On Friday, July 7, the Curtis R. Priem Experimental Media and Performing Arts Center (EMPAC) at Rensselaer Polytechnic Institute will host a Media Day in advance of the first-ever Spatial Audio Workshop, a weeklong symposium for electronic composers and programmers interested in working on new 3D immersive sound systems.  

A partnership between EMPAC, Harvard University’s studio for electroacoustic composition, and IRCAM Paris, the world’s leading audio research institute, the Spatial Audio Workshop (July 10-14) will train up and coming electronic composers on immersive audio systems such as Wave Field Synthesis and High-Order Ambisonics, technologies that allow the artist to place and move virtual sounds through physical space. The audio equivalent of 3D cinema, these systems are considered to be the future of immersive surround-sound and could become prevalent within theaters, cinemas, home entertainment systems, and virtual reality platforms. 

By attending the Media Day event, you will have a chance to experience 3D “holophonic” sound first-hand. The EMPAC audio team will take participants into the virtual “wave field” created by the system’s 500 tiny speakers, demonstrating how the system can precisely localize a sound within the physical space. “Spatializing” a recording of a string quartet so that each instrument is projected into the space, the presenters will encourage participants to move around the room, walking around and through the virtual quartet. It’s common to have a “eureka” moment when you first encounter the ghostly presence of a sound moving through the room.

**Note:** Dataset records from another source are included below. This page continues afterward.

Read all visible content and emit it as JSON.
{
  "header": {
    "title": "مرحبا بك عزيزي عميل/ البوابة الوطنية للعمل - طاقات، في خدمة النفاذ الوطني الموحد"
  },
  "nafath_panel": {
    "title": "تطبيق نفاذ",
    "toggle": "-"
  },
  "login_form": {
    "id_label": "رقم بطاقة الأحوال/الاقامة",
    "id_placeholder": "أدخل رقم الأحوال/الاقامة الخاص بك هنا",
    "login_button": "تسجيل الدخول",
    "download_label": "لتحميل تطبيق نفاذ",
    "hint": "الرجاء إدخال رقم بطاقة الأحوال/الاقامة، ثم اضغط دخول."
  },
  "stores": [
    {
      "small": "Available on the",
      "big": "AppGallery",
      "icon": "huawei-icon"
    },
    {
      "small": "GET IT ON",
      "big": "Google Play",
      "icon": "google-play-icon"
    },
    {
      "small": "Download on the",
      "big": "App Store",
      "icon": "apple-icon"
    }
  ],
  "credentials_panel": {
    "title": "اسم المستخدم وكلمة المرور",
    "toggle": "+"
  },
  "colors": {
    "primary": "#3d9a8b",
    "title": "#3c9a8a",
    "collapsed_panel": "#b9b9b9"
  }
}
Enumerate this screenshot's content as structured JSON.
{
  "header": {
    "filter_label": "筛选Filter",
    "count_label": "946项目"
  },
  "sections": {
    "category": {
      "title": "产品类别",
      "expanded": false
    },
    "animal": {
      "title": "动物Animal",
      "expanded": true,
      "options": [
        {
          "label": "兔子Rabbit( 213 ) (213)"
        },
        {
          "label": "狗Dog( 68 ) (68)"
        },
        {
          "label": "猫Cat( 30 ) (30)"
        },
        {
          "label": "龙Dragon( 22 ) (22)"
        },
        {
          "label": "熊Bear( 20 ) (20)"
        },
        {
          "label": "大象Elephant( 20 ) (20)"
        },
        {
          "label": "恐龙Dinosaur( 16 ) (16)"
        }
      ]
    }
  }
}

EMPAC’s Wave Field Synthesis system was built in 2016 and is one of the most precise systems of its kind in the world. For the Spatial Audio Workshop, this system will be linked to a 60-speaker Ambisonic dome to create a 360-degree listening environment for the participating composers to work within. On July 10 and 13, workshop presenters Markus Noisternig (IRCAM) and Hans Tutschku (Harvard) will perform using the system. These performances are open to the public and will be the first time that many in the region will have an opportunity to experience this “holophonic” effect.